Dalam sambutannya, Khofifah menyampaikan doa dan harapan agar seluruh jamaah diberikan kesehatan, kelancaran selama menjalankan ibadah di Tanah Suci, serta kembali ke Indonesia dengan predikat haji mabrur.
“Dengan mengucap Bismillahirrahmanirrahim, kloter terakhir Embarkasi Surabaya, kloter ke-116 Tahun 1447 Hijriah secara resmi saya lepas. Semoga panjenengan semua diparingi kesehatan, ibadahnya lancar, kembali ke tanah air dengan selamat serta menjadi haji yang mabrur,” kata Khofifah, Jumat, 22 Mei 2026.
Pada kloter terakhir tersebut, jamaah tertua tercatat atas nama Raminten Murtomo Singo Dimejo asal Kabupaten Sidoarjo yang berusia 86 tahun. Sedangkan jamaah termuda adalah Mohammad Akbar Kurniawan asal Kota Surabaya berusia 21 tahun.
Khofifah menjelaskan, Embarkasi Surabaya tahun ini memberangkatkan total 116 kloter dengan jumlah keseluruhan 44.080 jamaah dan petugas. Rinciannya terdiri dari 42.109 jamaah, 464 petugas kloter, 162 Petugas Haji Daerah, serta 140 petugas PIH KBIHU.
Menurutnya, jumlah jamaah yang diberangkatkan dari Embarkasi Surabaya menjadi yang terbesar secara nasional. “Jamaah yang kita berangkatkan dari Embarkasi Surabaya adalah yang terbanyak dari seluruh provinsi di Indonesia. Kalau dulu paling banyak Jawa Barat karena jumlah penduduknya besar, sekarang Jawa Timur mendapat tambahan sekitar 8.000 jamaah haji karena antreannya paling panjang,” katanya.

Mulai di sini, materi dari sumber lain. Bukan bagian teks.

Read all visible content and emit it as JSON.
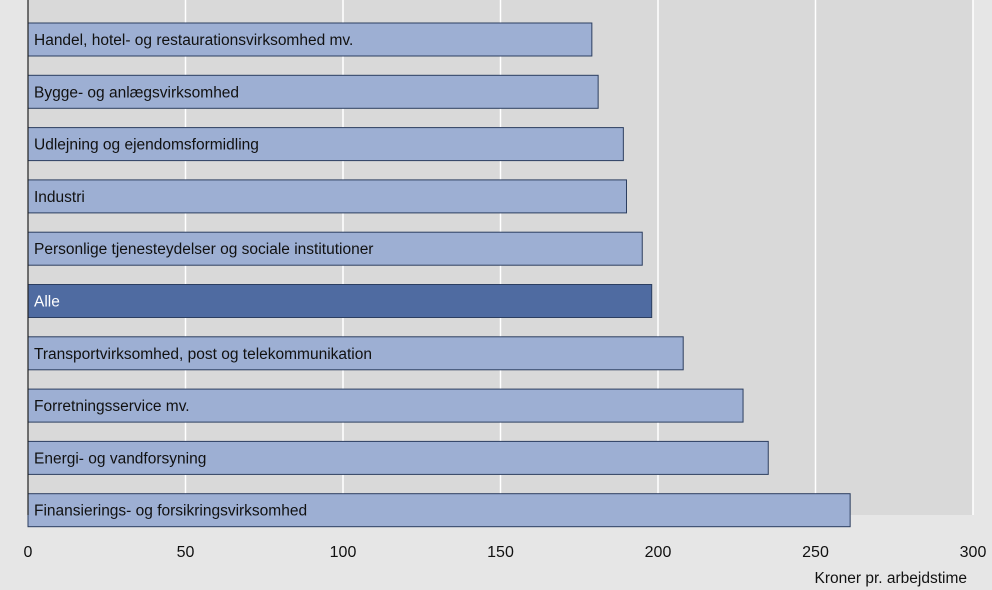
{
  "chart_data": {
    "type": "bar",
    "orientation": "horizontal",
    "categories": [
      "Handel, hotel- og restaurationsvirksomhed mv.",
      "Bygge- og anlægsvirksomhed",
      "Udlejning og ejendomsformidling",
      "Industri",
      "Personlige tjenesteydelser og sociale institutioner",
      "Alle",
      "Transportvirksomhed, post og telekommunikation",
      "Forretningsservice mv.",
      "Energi- og vandforsyning",
      "Finansierings- og forsikringsvirksomhed"
    ],
    "values": [
      179,
      181,
      189,
      190,
      195,
      198,
      208,
      227,
      235,
      261
    ],
    "highlight_category": "Alle",
    "xlim": [
      0,
      300
    ],
    "xticks": [
      "0",
      "50",
      "100",
      "150",
      "200",
      "250",
      "300"
    ],
    "xlabel": "Kroner pr. arbejdstime",
    "grid": true,
    "colors": {
      "bar": "#9dafd3",
      "highlight_bar": "#4f6ba1",
      "bar_border": "#2c3e60",
      "plot_background": "#d9d9d9",
      "gridline": "#ffffff",
      "axis": "#222222"
    }
  }
}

Selain melepas kloter terakhir, Khofifah juga menyampaikan apresiasi kepada seluruh pihak yang terlibat dalam penyelenggaraan ibadah haji, mulai dari proses pelayanan di asrama haji hingga pemberangkatan jamaah menuju Arab Saudi. “Atas nama Pemerintah Provinsi Jawa Timur, kami menyampaikan apresiasi dan terima kasih kepada seluruh pihak yang telah memberikan pelayanan terbaik bagi jamaah haji sejak keberangkatan hingga nanti kembali ke tanah air,” ucapnya.

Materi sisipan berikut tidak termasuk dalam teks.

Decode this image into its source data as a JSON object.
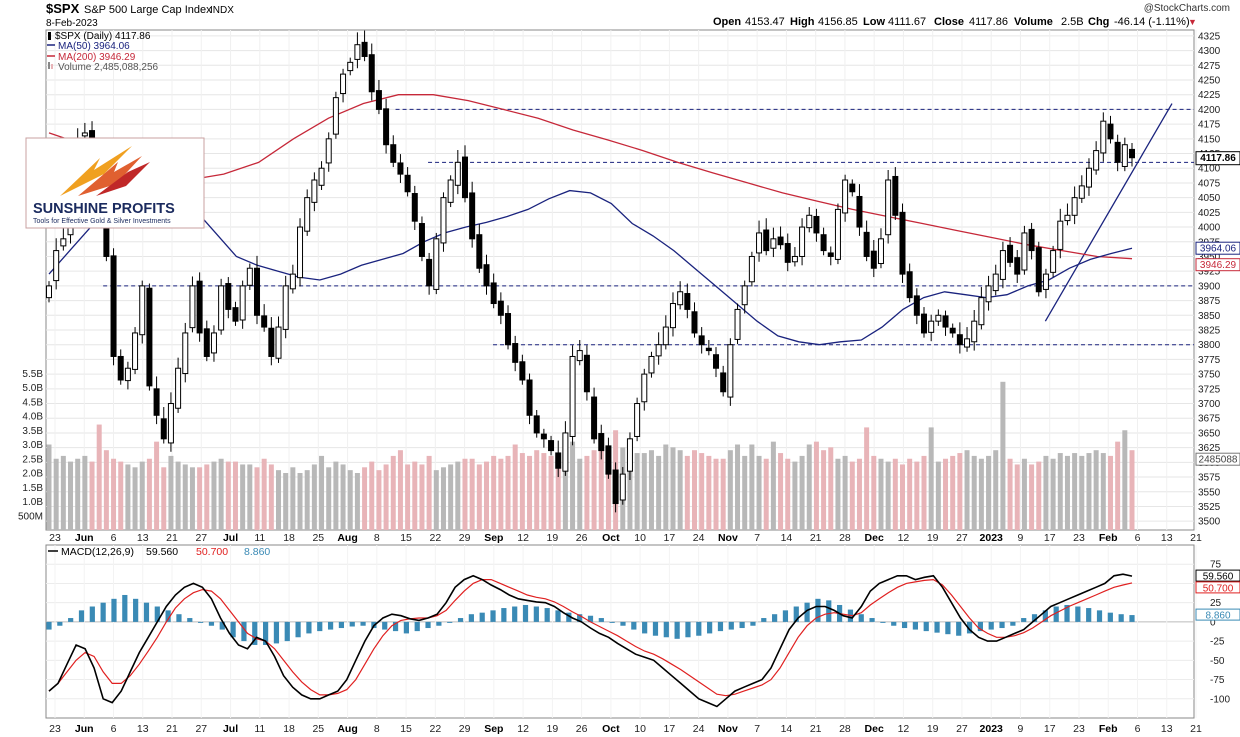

Dalam kesempatan itu, Khofifah turut menyampaikan keprihatinan terhadap jamaah yang tertunda keberangkatannya karena kondisi kesehatan. Hingga saat ini tercatat 38 calon jamaah haji menunda keberangkatan, sementara 13 jamaah Embarkasi Surabaya dilaporkan wafat di Arab Saudi.
“Hingga saat ini terdapat 38 jamaah haji yang menunda keberangkatan karena kondisi kesehatan, dan kami juga turut berduka cita atas wafatnya 13 jamaah haji di Arab Saudi,” katanya.
Khofifah pun mengimbau seluruh jamaah agar menjaga kesehatan, menjaga kekhusyukan ibadah, serta mematuhi seluruh aturan selama berada di Tanah Suci. "Kita tentu berharap semuanya dalam menjalankan ibadah haji diparingi kesehatan. Yang haji sehat, keluarga yang ditinggalkan sehat, semuanya diberi keselamatan dan keberkahan,” ujarnya.
Di akhir sambutannya, Khofifah juga menitipkan doa kepada para jamaah untuk Indonesia dan Jawa Timur agar senantiasa aman, damai, dan penuh keberkahan. “Mohon didoakan semoga Indonesia aman damai, mudah-mudahan Jawa Timur aman damai, Surabaya dan Sidoarjo khususnya aman damai,” pungkasnya.